Container query stat cards explained

A stat card is a UI element that surfaces a single key metric — an icon, a prominent number, and a short label. The challenge is that stat cards live in wildly different contexts: a full-width hero section, a two-column grid, a sidebar widget, or a narrow mobile drawer. With media queries, you'd write breakpoints tied to the viewport width, which breaks down when the same card component is reused across different layout regions.

Container queries solve this by letting the card respond to the width of its own container element rather than the viewport. Wrap the card in a container-type: inline-size element and write @container (min-width: 300px) rules. Now the card's layout adapts to the space it actually has — not the space the page has. Drop the same component into a sidebar or a wide dashboard panel and it just works.

The pattern

The key is the wrapper element. It carries container-type: inline-size which establishes a containment context. The card itself is just a flex container defaulting to flex-direction: column for the compact stacked layout. Inside @container (min-width: 300px), the flex direction switches to row and alignment adjusts to center the icon with the text block.

Using flex-shrink: 0 on the icon in the row layout prevents it from squishing when the number text is long. The number element also benefits from line-height: 1 so the card height stays compact and the vertical rhythm is consistent between the column and row variants.

Because the wrapper is the container context, you can nest stat cards inside any grid or flex layout and each card will independently respond to its own column width. No specificity tricks or modifier classes needed.

Stacking multiple stat cards

A common pattern is a dashboard row of four stat cards in a CSS grid. Give the grid a grid-template-columns: repeat(auto-fit, minmax(12rem, 1fr)) rule so cards wrap at smaller viewport widths. Each card's wrapper becomes its own container context, so as columns narrow the cards automatically flip from row layout back to vertical stack — no additional CSS needed.
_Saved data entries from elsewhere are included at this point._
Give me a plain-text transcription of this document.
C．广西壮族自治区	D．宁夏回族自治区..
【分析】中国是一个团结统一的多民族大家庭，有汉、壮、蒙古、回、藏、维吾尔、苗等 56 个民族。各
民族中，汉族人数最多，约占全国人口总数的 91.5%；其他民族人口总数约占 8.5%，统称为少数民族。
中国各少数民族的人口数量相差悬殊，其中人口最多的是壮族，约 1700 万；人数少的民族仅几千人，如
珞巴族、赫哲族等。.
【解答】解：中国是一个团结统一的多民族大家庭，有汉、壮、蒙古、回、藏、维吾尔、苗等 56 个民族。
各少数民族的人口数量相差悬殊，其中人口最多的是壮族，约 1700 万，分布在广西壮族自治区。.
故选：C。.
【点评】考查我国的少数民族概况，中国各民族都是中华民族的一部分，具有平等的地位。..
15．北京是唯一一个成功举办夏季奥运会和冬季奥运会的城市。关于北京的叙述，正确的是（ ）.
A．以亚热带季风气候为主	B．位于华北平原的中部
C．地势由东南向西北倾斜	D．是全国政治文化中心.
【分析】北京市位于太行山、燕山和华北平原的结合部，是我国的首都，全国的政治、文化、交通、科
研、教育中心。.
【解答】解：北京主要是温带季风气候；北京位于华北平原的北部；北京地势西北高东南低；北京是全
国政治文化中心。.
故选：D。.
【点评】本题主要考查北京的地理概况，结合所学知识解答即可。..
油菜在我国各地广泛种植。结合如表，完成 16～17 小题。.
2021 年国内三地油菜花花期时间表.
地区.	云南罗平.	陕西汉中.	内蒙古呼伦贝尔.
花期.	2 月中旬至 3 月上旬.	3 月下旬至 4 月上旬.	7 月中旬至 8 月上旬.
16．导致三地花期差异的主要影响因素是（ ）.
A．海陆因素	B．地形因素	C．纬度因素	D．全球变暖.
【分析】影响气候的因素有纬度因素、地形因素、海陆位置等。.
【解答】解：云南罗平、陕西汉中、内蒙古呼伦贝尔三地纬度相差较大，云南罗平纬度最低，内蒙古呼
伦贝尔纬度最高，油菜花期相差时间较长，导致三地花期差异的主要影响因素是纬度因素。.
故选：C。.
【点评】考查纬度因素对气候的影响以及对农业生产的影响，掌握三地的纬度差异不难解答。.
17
If you want named container contexts (useful when containers are nested), add a container-name alongside container-type and reference it in the query: @container stat (min-width: 300px). This prevents inner containers from accidentally matching outer @container rules in deeply nested component trees.

Browser support

Container queries (container-type and @container) landed in all major browsers in 2023 and are now widely supported. Chrome 105+, Firefox 110+, and Safari 16+ all ship full support. For older browsers that don't support container queries, the component gracefully falls back to the default column layout — which is the compact stat card design, a perfectly usable fallback.

If you need to support older browsers with a polyfill, the container-query-polyfill package from Google Chrome Labs provides a JavaScript-based fallback. For most production sites today, container queries can be used without a polyfill given the high browser coverage.